Few areas of corporate spend see a more complex mix of spending strategy than in business travel and expense management. Whether it’s an employee booking a flight using a company card or spending their own money for reimbursement later, corporate travel spend typically consists of a mesh of payment technologies, and visibility into overall spend can get buried along the way.
John Rizzo, president and COO of Deem, a corporate travel booking platform, recently told PYMNTS that changing payment behavior — on both the employee and employer end — are forcing businesses to access multiple T&E solutions at once. API technology, he explained, offers a way for companies to integrate all of these solutions together to gain spend visibility back.
“API technology allows all of us — Deem and other providers in the business — to aggressively develop without having to be tied to solutions where, if we change something on our side or if they change something on their side, the interface becomes broken,” Rizzo said. “The API is a really elegant way of creating openness between two platforms with stability — that’s a massive trend in the travel and expense management business.”
Deem recently deployed API technology to launch Deem Open Expense, which allows its business clients to integrate the travel booking platform of Deem with its other T&E platforms like Chrome River or Expensify.
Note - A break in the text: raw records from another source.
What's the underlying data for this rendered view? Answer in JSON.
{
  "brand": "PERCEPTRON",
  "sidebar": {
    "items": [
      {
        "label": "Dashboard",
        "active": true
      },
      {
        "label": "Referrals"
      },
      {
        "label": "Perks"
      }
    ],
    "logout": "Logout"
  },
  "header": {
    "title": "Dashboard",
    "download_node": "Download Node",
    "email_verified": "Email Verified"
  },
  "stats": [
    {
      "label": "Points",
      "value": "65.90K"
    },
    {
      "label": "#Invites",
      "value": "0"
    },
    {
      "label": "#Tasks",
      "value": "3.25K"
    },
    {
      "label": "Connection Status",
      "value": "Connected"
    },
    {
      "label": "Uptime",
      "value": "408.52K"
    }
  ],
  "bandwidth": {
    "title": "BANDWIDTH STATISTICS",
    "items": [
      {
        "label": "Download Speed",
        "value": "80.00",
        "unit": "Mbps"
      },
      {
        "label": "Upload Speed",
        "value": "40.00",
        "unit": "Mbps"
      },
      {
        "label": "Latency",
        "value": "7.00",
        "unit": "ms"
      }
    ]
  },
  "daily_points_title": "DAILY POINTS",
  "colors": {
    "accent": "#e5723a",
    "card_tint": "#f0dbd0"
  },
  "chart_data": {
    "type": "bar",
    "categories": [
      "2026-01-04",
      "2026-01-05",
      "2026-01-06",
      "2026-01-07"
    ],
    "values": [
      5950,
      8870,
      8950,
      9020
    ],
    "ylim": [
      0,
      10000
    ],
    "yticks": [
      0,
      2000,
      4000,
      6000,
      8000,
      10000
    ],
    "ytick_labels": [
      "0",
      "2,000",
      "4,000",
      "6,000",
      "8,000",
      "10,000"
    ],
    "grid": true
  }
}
Current market conditions demand such a solution, Rizzo said; according to the executive, about five years ago, there was a surge in “single-vendor integrated travel and expense technology.” Businesses would choose a single provider for all of their needs and link that single platform to their back-end finance and accounting systems. Recently, though, there has been a new trend of “independent best-of-breed” solutions, he said, where these platforms specialize in a particular aspect of the corporate T&E process.
“There’s no reason companies have to make a decision — customers can choose their travel platform and then pick an expense tool of choice,” he said. “They’re able to have a choice on their T&E tools regardless of whether they come from a single vendor.”
But adoption of multiple platforms for corporate travel and expensing needs effectively creates silos within the enterprise when it comes to understanding business spend on this front. Making matters more complicated, explained Rizzo, is that as consumer payment habits evolve, so do employee payment habits.
“When it comes to virtual payments, there is a new set of workers emerging — younger employees — who use things like Venmo and other payment platforms that aren’t even credit card-based, and they don’t have a corporate card,” he said. “That’s how they run their lives, personally. There is a wave of employees who manage personal finances in one way that’s quite different from the way they might have been managing before with corporate cards.”
He offered one example of an employee who uses Uber while on a business trip. That Uber ride might be linked to a PayPal or Apple Pay account, not a credit card at all, creating yet another source of payment data that a company will need to capture in order to expense and reimburse properly — and analyze employee spending trends.
“Having those payment methods accounted for and connected into these systems is another point of friction,” said Rizzo. “The more dollars spent off-platform, the harder it is for companies to have visibility into the spend.”
That’s on top of the already complicated payment practices in which employers may use a mix of their own personal cards, virtual corporate cards, cash, Venmo or other payment platforms to file an expense report later on.
API technology that facilitates integration and data sharing across platforms is integral to sorting out the picture of employee and corporate spend, Rizzo explained. And it’s not just about having data flowing from the booking platform into the expense management portal, either — data flow, Rizzo added, must be bidirectional.
“The reason that having data going back from the expense system into the travel system that’s interesting is that we can’t capture 100 percent of the expenses of a trip,” he explained. “For example, if an employee decides to take an Uber from one place to another, takes customers out to dinner or goes to a copy shop to print copies of a presentation, all of those expenses are not in the platform — they’re on the employee’s credit card. To have data come back from the expense system means we can present interesting things to employees while they’re booking their flights.”
Having access to all of that data from other expense management platforms can allow an employee, for example, to gain insight into how much they have already spent that month on business travel before they book another trip — allowing them to spend company funds more wisely and remain within company requirements.
Ultimately, though, today’s corporate travel space demands businesses and their employees have choice — both in how employees spend company money and how businesses track that spending. APIs that enable data sharing across a range of platforms make spend tracking easier, Rizzo said.
“This is a trend you’ll see over and over again — customers, whether or not they’re travelers or travel management companies or corporate travel managers, need choice in picking the best-of-breed technologies to solve their problems,” he stated. “Choice is generally good — and APIs create choice.”